Need some assistance in working with NeMo

Hello all,

I’m looking for the best way to install NeMo on my SLURM cluster. The cluster currently has no GPUs—it’s CPU-only—but I plan to upgrade with GPUs later. In the meantime, I’d like to start experimenting with NeMo using small models (<1B parameters) since anything larger may not be practical to run and train.

I’ve been trying to install the NeMo framework on my SLURM cluster but haven’t had much success, even with a simple “Hello, World” program. I want to confirm whether my installation approach is correct.

I looked into using Docker, but my impression is that it’s better suited for a single-computer setup. I tried to use Docker but I think that my own inexperience at using Docker is causing some issues. I am open to using Docker but since I am running a SLURM cluster, is this approach best? Since I need NeMo installed across multiple nodes, I believe the pip installation method might be more appropriate. However, when trying to install nemo-curator via pip, I encountered an error.

For my setup, is there anything specific I need to do to make the pip installation work? Or should I explore Docker further despite using SLURM?

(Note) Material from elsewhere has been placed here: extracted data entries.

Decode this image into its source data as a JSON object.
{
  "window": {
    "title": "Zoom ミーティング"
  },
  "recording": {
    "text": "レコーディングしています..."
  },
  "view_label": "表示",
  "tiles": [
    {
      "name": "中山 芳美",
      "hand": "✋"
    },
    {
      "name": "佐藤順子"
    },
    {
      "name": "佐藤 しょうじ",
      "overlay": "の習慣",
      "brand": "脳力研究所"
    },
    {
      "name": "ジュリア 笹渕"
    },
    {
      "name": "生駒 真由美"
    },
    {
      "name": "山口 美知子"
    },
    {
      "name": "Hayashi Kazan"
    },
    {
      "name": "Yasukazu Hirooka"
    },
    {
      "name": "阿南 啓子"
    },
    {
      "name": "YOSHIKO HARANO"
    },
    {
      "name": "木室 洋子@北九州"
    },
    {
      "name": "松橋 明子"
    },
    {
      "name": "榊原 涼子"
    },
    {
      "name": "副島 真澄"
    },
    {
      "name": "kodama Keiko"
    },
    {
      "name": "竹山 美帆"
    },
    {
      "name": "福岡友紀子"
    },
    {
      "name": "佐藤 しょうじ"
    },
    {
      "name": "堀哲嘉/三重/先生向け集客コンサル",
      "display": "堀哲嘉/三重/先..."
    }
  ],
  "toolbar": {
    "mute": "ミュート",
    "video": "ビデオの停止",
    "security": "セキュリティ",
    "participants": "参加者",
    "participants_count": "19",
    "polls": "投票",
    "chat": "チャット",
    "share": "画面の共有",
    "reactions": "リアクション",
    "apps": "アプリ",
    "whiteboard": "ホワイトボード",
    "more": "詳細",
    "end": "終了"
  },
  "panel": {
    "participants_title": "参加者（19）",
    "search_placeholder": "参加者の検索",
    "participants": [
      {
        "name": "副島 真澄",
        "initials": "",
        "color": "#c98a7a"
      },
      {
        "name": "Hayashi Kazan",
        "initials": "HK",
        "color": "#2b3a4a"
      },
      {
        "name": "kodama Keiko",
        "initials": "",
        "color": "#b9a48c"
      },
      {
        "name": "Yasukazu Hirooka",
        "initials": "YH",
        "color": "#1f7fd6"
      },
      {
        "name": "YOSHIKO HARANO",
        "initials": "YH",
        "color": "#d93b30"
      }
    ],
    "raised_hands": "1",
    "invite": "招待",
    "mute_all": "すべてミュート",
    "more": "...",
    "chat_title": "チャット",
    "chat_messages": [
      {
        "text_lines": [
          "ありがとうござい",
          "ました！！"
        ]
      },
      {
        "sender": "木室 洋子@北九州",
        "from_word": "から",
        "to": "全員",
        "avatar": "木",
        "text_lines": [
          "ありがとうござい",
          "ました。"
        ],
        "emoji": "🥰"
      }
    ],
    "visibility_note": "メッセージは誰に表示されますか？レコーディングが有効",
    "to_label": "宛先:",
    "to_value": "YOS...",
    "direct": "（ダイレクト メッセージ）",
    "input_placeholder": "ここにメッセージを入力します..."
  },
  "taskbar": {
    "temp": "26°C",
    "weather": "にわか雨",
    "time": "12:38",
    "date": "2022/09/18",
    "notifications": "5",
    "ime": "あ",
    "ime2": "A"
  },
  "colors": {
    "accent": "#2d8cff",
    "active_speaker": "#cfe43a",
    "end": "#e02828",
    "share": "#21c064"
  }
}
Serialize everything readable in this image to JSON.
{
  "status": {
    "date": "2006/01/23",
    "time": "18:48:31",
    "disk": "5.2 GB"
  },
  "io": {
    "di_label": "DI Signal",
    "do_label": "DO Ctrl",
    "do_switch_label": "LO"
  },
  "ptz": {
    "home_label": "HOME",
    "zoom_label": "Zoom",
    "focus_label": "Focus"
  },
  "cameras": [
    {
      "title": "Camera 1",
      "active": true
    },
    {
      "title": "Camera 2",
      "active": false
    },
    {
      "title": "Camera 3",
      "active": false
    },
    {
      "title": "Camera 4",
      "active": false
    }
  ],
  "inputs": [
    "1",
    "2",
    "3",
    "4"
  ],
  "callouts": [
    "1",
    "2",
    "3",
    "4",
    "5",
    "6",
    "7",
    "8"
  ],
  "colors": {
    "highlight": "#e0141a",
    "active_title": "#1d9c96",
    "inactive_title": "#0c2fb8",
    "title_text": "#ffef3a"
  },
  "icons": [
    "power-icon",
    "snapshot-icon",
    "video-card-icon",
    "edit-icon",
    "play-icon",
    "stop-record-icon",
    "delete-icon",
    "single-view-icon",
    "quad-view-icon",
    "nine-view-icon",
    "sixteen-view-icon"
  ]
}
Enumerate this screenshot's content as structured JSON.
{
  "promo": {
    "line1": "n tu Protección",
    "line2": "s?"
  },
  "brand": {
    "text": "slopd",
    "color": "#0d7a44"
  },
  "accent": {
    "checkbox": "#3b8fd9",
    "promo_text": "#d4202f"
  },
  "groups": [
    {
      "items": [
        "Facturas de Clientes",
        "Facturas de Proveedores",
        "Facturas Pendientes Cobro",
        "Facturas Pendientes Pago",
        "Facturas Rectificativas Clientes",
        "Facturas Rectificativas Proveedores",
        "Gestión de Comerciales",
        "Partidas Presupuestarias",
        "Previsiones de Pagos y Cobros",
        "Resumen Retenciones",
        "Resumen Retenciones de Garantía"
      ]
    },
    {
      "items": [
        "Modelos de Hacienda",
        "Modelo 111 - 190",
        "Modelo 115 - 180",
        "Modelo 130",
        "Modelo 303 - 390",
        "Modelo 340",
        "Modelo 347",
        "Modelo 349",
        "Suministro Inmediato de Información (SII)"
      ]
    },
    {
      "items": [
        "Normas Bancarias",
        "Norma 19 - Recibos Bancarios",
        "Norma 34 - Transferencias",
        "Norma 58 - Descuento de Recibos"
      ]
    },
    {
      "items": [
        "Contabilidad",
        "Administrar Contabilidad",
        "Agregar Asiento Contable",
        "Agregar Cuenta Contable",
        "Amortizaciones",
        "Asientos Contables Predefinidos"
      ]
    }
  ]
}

First I want to check if my approach is correct for the SLURM cluster. Should I go with docker or should I do the pip install method. I don’t need the most cutting edge NeMo version right now. But I would like to use NeMo 2.

Thanks!

Hi @phillipmobley2 I’ve moved this post to AI & Data Science, Deep Learning, and will follow up with the NeMo team to get some help here. Thanks for your patience!

1 Like